Last Wednesday Writer Club I mentioned Stephen King's great book On Writing. It's only one of many books that I turn to for guidance and inspiration.

So in a sub-feature section, I plan on pulling quotes from some of these books that I find especially meaningful to where I am as a writer (and you'll hopefully find useful as well).

Today's quote comes from a brief section on grammar in King's book (don't worry, we won't be diagramming sentences...even if I do find that a little fun). Instead it takes and interesting view on how fear in our writing can affect even the language and structure that we chose:

"I'm convinced that fear is at the root of most bad writing. If one is writing for one's own pleasure, that fear may be mild--timidity is the word I've used here.  If, however, one is working under deadline--a school paper, a newspaper article, the SAT writing sample--that fear may be intense.  Dumbo got airborne with the help of a magic feather; you may feel the urge to grasp a passive verb or one of those nasty adverbs for the same reason.  Just remember before you do that Dumbo didn't need the feather; the magic was in him." King, On Writing, pg 127.
 I know I'm guilty of this.  Especially when I'm still feeling my way through a story, or getting to know the characters, or simply afraid to dive in.  When I'm in those spots, I tend to write like this:

Karen angrily stomped across the room, and tossed her hair wildly.  "I can't believe you would do that." she said disbelievingly.

Sometimes sentences like that are enough to make me want to throw in the towel.  My particular fear-writing crutches are lots and lots of adverbs.  I just can't believe that my poor little verbs can make it on their own, so I prop them up with so much filler.

But, once I get over that place of fear (fear of "is this story stupid?", "will anyone besides me like this", or "is it even worth the effort?"), I find myself naturally shedding those extra words.

When we write out of a place of fear, our writing suffers.  This is why things like NaNo, Writing at Gunpoint, and Write or Die are such great places of inspiration.  They help get the fear out of the way and let your writing free.

How does fear manifest in your writing?  How do you get rid of it?

4 comments:

Miranda Hardy said...

I fear not being accepted. I'm afraid of putting my writing out there and having everyone hate it. But...I know it's important to overcome this fear.

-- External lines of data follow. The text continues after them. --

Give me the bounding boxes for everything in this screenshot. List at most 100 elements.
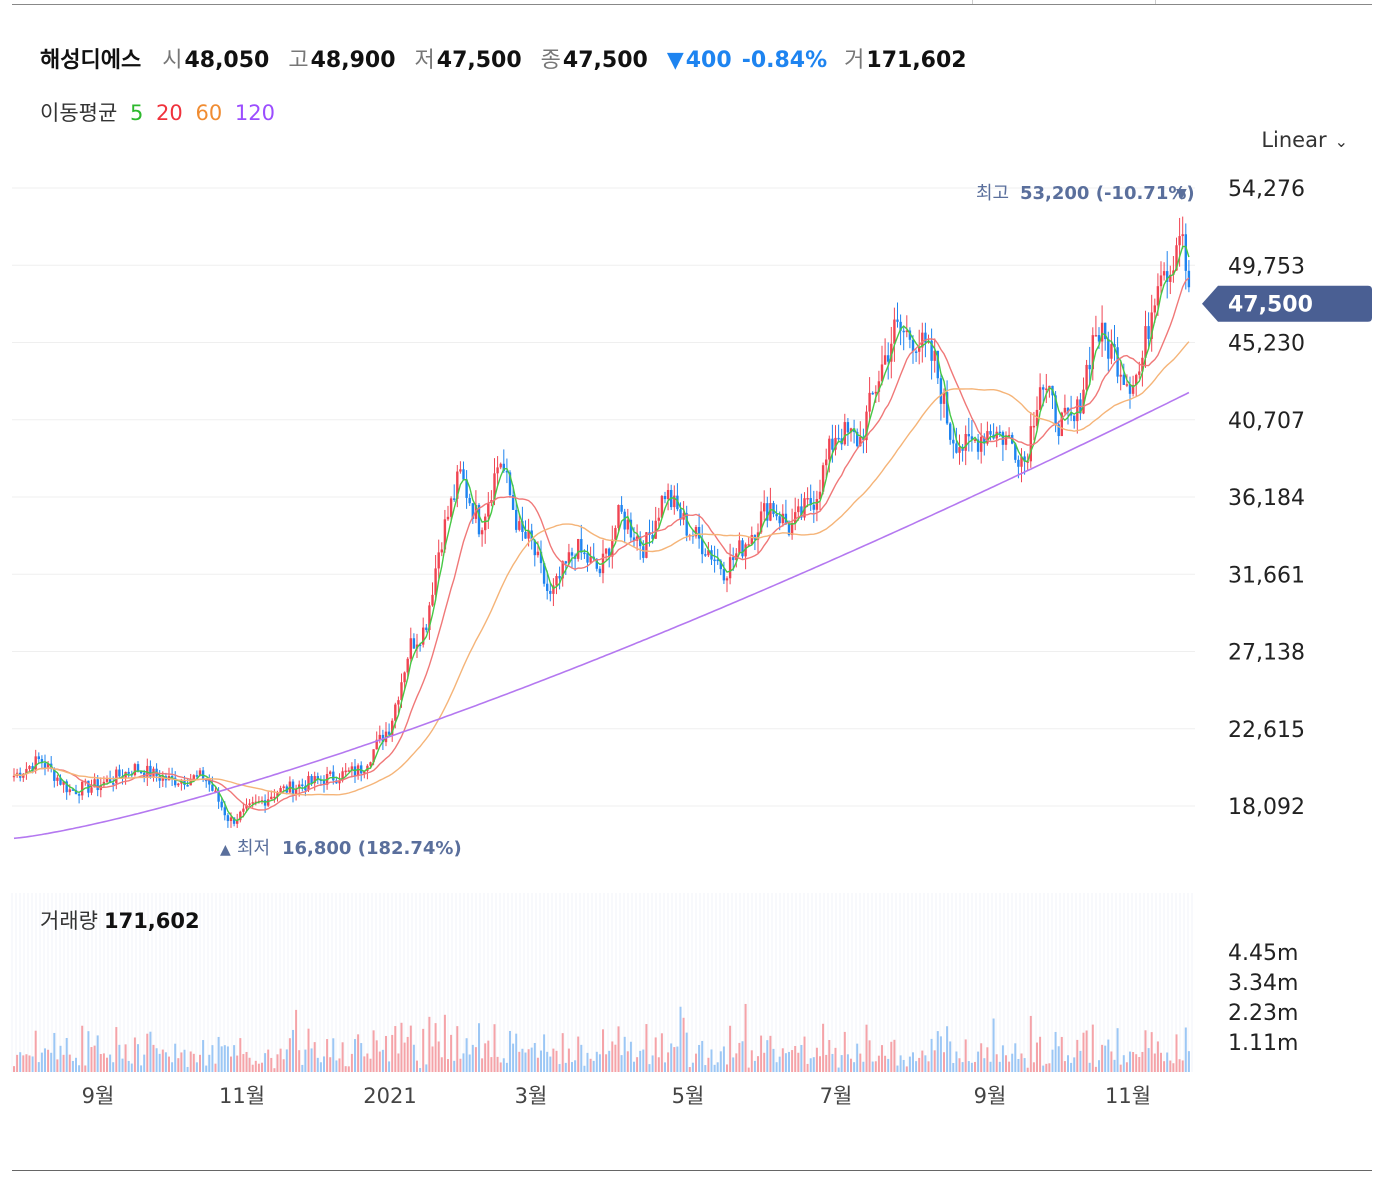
volume-bar [512,1043,515,1072]
candle-body [967,434,970,437]
y-tick-label: 18,092 [1228,795,1305,820]
volume-bar [59,1045,62,1072]
volume-bar [481,1058,484,1072]
volume-bar [1014,1043,1017,1072]
volume-bar [174,1043,177,1072]
volume-bar [856,1043,859,1072]
candle-body [890,343,893,362]
candle-body [1076,399,1079,422]
top-divider [1155,0,1156,4]
candle-body [694,527,698,537]
candle-body [518,521,521,530]
candle-body [487,502,490,517]
volume-bar [31,1056,34,1072]
candle-body [741,540,744,557]
candle-body [955,443,958,453]
volume-bar [527,1049,530,1072]
scale-dropdown[interactable]: Linear ⌄ [1261,128,1348,152]
y-tick-label: 40,707 [1228,409,1305,434]
y-tick-label: 54,276 [1228,177,1305,202]
high-value: 48,900 [310,48,396,73]
x-tick-label: 9월 [82,1084,115,1108]
volume-bar [930,1038,933,1072]
candle-body [1153,305,1156,313]
candle-body [418,644,422,647]
ma-120-toggle[interactable]: 120 [234,101,275,125]
volume-bar [99,1053,102,1072]
candle-body [40,759,44,764]
ma-20-line [13,277,1190,811]
volume-bar [1187,1051,1190,1072]
volume-bar [335,1060,338,1072]
volume-bar [84,1065,87,1072]
candle-body [158,776,161,781]
candle-body [108,778,112,784]
volume-bar [199,1054,201,1072]
volume-bar [524,1052,527,1072]
volume-bar [1169,1060,1172,1072]
volume-bar [1088,1062,1091,1072]
stock-summary: 해성디에스 시48,050 고48,900 저47,500 종47,500 ▼4… [40,42,979,74]
y-tick-label: 31,661 [1228,563,1305,588]
volume-bar [1141,1051,1144,1072]
volume-title-value: 171,602 [103,909,200,933]
volume-bar [288,1038,291,1072]
candle-body [790,523,794,536]
volume-bar [44,1048,46,1072]
volume-bar [648,1064,651,1072]
volume-bar [583,1065,586,1072]
volume-bar [453,1060,456,1072]
candle-body [1156,286,1160,306]
volume-bar [654,1037,657,1072]
volume-bar [729,1025,732,1072]
ma-60-line [13,341,1190,796]
max-arrow-icon: ▼ [1176,186,1187,202]
candle-body [1166,271,1169,282]
candle-body [533,540,536,556]
volume-bar [171,1062,174,1072]
candle-body [1110,344,1113,359]
y-tick-label: 22,615 [1228,718,1305,743]
min-arrow-icon: ▲ [220,842,231,858]
volume-bar [819,1056,821,1072]
volume-bar [1132,1052,1135,1072]
min-annotation: ▲ 최저 16,800 (182.74%) [220,838,462,859]
ma-20-toggle[interactable]: 20 [156,101,183,125]
volume-bar [1172,1063,1175,1072]
candle-body [1054,395,1057,425]
volume-bar [19,1052,22,1072]
volume-bar [794,1045,797,1072]
volume-bar [372,1030,375,1072]
volume-bar [843,1031,846,1072]
candle-body [763,503,766,512]
volume-bar [1107,1039,1110,1072]
candle-body [412,638,416,649]
candle-body [394,704,397,721]
volume-bar [558,1064,561,1072]
volume-bar [546,1051,549,1072]
candle-body [437,552,440,569]
volume-bar [676,1046,679,1072]
candle-body [493,473,496,501]
volume-bar [400,1022,403,1072]
candle-body [1104,322,1107,340]
volume-bar [50,1052,53,1072]
volume-bar [747,1067,750,1072]
volume-bar [887,1058,890,1072]
volume-bar [1129,1051,1131,1072]
volume-bar [605,1054,608,1072]
candles [12,216,1191,828]
volume-bar [205,1065,208,1072]
candle-body [902,330,905,333]
candle-body [462,469,465,480]
volume-bar [1181,1060,1184,1072]
volume-bar [1017,1058,1020,1072]
candle-body [37,756,40,760]
volume-bar [713,1064,716,1072]
ma-5-toggle[interactable]: 5 [129,101,144,125]
top-divider [972,0,973,4]
candle-body [719,560,722,570]
ma-60-toggle[interactable]: 60 [195,101,223,125]
volume-bar [1020,1053,1023,1072]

I also know not everyone will like it, but I'll have a few that will like it. My writing partner stays on top of me. She won't let my writing sit.

Kari Marie said...

I posted about fears this week as well. They can be so debilitating. I love King's book. This is a great quote. I should read it again this year.

Deborah Walker said...

How interesting. You know I've never thought about it. Fear. Fear. Ah, yes, I've got one. I don't like letting other people crit my work. Yikes it's a big one. I'm happy to send it to editors, no problems there. But to people I know, not so much.

Ah, man. Now I've admitted it I feel obliged to do someting about it. Ah, man.

Deborah Walker said...

Hoorah. You post has inspired me. I got something critted last week. It was great.